La production foliaire des ligneux fourragers est généralement ignorée bien que l’on reconnaisse le rôle non négligeable de ces fourrages dans l’alimentation du bétail. En saison sèche elle est d’une importance primordiale par l’apport protéique qu’elle représente, permettant souvent au bétail de survivre. La présente étude qui porte sur la caractérisation et la gestion de ligneux fourragers établit une relation logarithmique entre la production foliaire et un paramètre physique facile à mesurer (circonférence du tronc, diamètre du houppier, hauteur totale) chez Afzelia africana, Daniellia oliveri, Ficus sycomorus, Pterocarpus erinaceus et Sterculia setigera. Cette relation permet l’estimation de la biomasse foliaire. Nous identifions la gestion des principaux ligneux fourragers (Afzelia africana, Faidherbia albida, Ficus sycomorus et Pterocarpus erinaceus) du terroir de Dankana. La régénération de ces espèces est compromise par les différentes utilisations et systèmes de production. Des raisons écologiques convaincantes appellent une stratégie globale de gestion du terroir.

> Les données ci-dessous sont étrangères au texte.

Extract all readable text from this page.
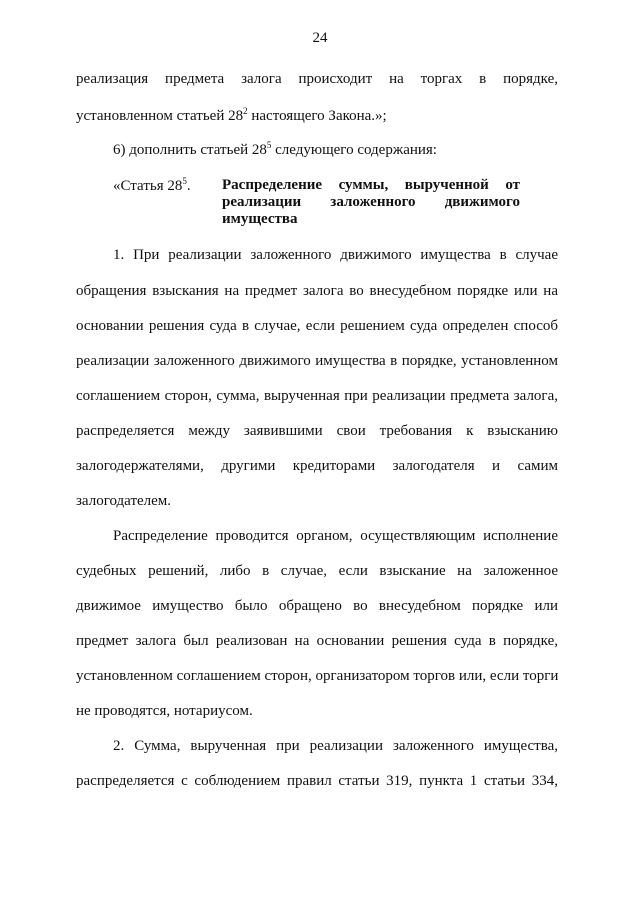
24
реализация предмета залога происходит на торгах в порядке,
установленном статьей $28^2$ настоящего Закона.»;
6) дополнить статьей $28^5$ следующего содержания:
«Статья $28^5$. Распределение суммы, вырученной от
реализации заложенного движимого
имущества
1. При реализации заложенного движимого имущества в случае
обращения взыскания на предмет залога во внесудебном порядке или на
основании решения суда в случае, если решением суда определен способ
реализации заложенного движимого имущества в порядке, установленном
соглашением сторон, сумма, вырученная при реализации предмета залога,
распределяется между заявившими свои требования к взысканию
залогодержателями, другими кредиторами залогодателя и самим
залогодателем.
Распределение проводится органом, осуществляющим исполнение
судебных решений, либо в случае, если взыскание на заложенное
движимое имущество было обращено во внесудебном порядке или
предмет залога был реализован на основании решения суда в порядке,
установленном соглашением сторон, организатором торгов или, если торги
не проводятся, нотариусом.
2. Сумма, вырученная при реализации заложенного имущества,
распределяется с соблюдением правил статьи 319, пункта 1 статьи 334,
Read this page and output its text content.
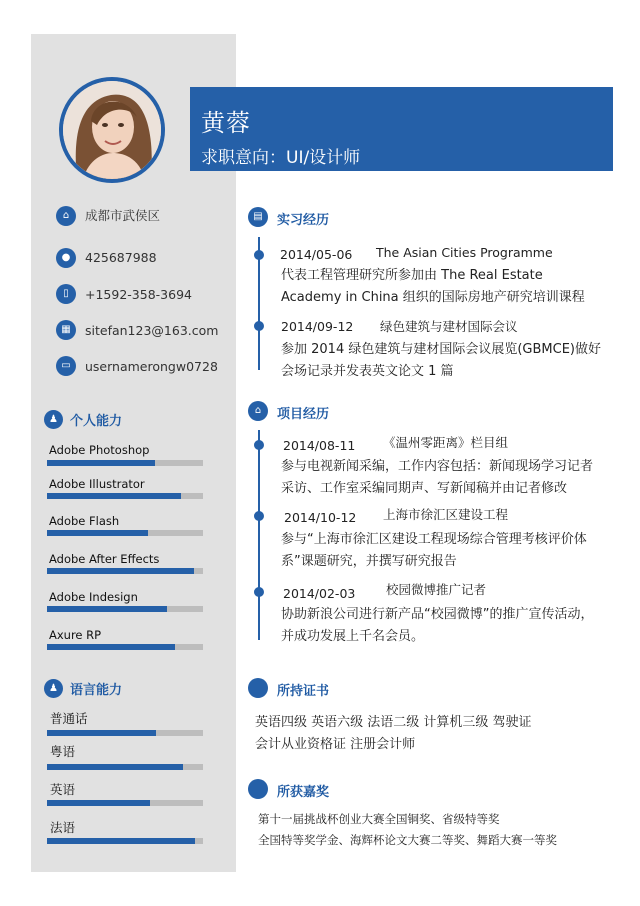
黄蓉
求职意向：UI/设计师
⌂	成都市武侯区
●	425687988
▯	+1592-358-3694
▦	sitefan123@163.com
▭	usernamerongw0728
♟ 个人能力
Adobe Photoshop
Adobe Illustrator
Adobe Flash
Adobe After Effects
Adobe Indesign
Axure RP
♟ 语言能力
普通话
粤语
英语
法语
▤	实习经历
2014/05-06 The Asian Cities Programme
代表工程管理研究所参加由 The Real Estate Academy in China 组织的国际房地产研究培训课程
2014/09-12 绿色建筑与建材国际会议
参加 2014 绿色建筑与建材国际会议展览(GBMCE)做好会场记录并发表英文论文 1 篇
⌂	项目经历
2014/08-11 《温州零距离》栏目组
参与电视新闻采编，工作内容包括：新闻现场学习记者采访、工作室采编同期声、写新闻稿并由记者修改
2014/10-12 上海市徐汇区建设工程
参与“上海市徐汇区建设工程现场综合管理考核评价体系”课题研究，并撰写研究报告
2014/02-03 校园微博推广记者
协助新浪公司进行新产品“校园微博”的推广宣传活动，并成功发展上千名会员。
所持证书
英语四级 英语六级 法语二级 计算机三级 驾驶证
会计从业资格证 注册会计师
所获嘉奖
第十一届挑战杯创业大赛全国铜奖、省级特等奖
全国特等奖学金、海辉杯论文大赛二等奖、舞蹈大赛一等奖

Mots clés : Burkina Faso, Dankana, gestion, ligneux fourragers, zone Sud soudanienne, terroir.

ABSTRACT

The leave production of the woody fodder is ignored generally although one recognizes the non negligible role of these fodders in the food of livestock. In dry season it is of a primordial importance by the protein contribution that it represents, often allowing livestock to survive. The present survey that is about the characterization and the management of woody fodder establishes a logarithmic relation between the leave production and an easy physical parameter to measure (circumference of the trunk, diameter of the foliation, total height) at Afzelia africana, Daniellia oliveri, Ficus sycomorus, Pterocarpus erinaceus and Sterculia setigera. This relation permits the evaluation of the leave biomass. We identify the management of the fodder woody principals (Afzelia africana, Faidherbia albida, Ficus sycomorus and Pterocarpus erinaceus) of the soil of Dankana. The regeneration of these species is compromised by the different uses and systems of production. The convincing ecological reasons call a global strategy of management of the soil.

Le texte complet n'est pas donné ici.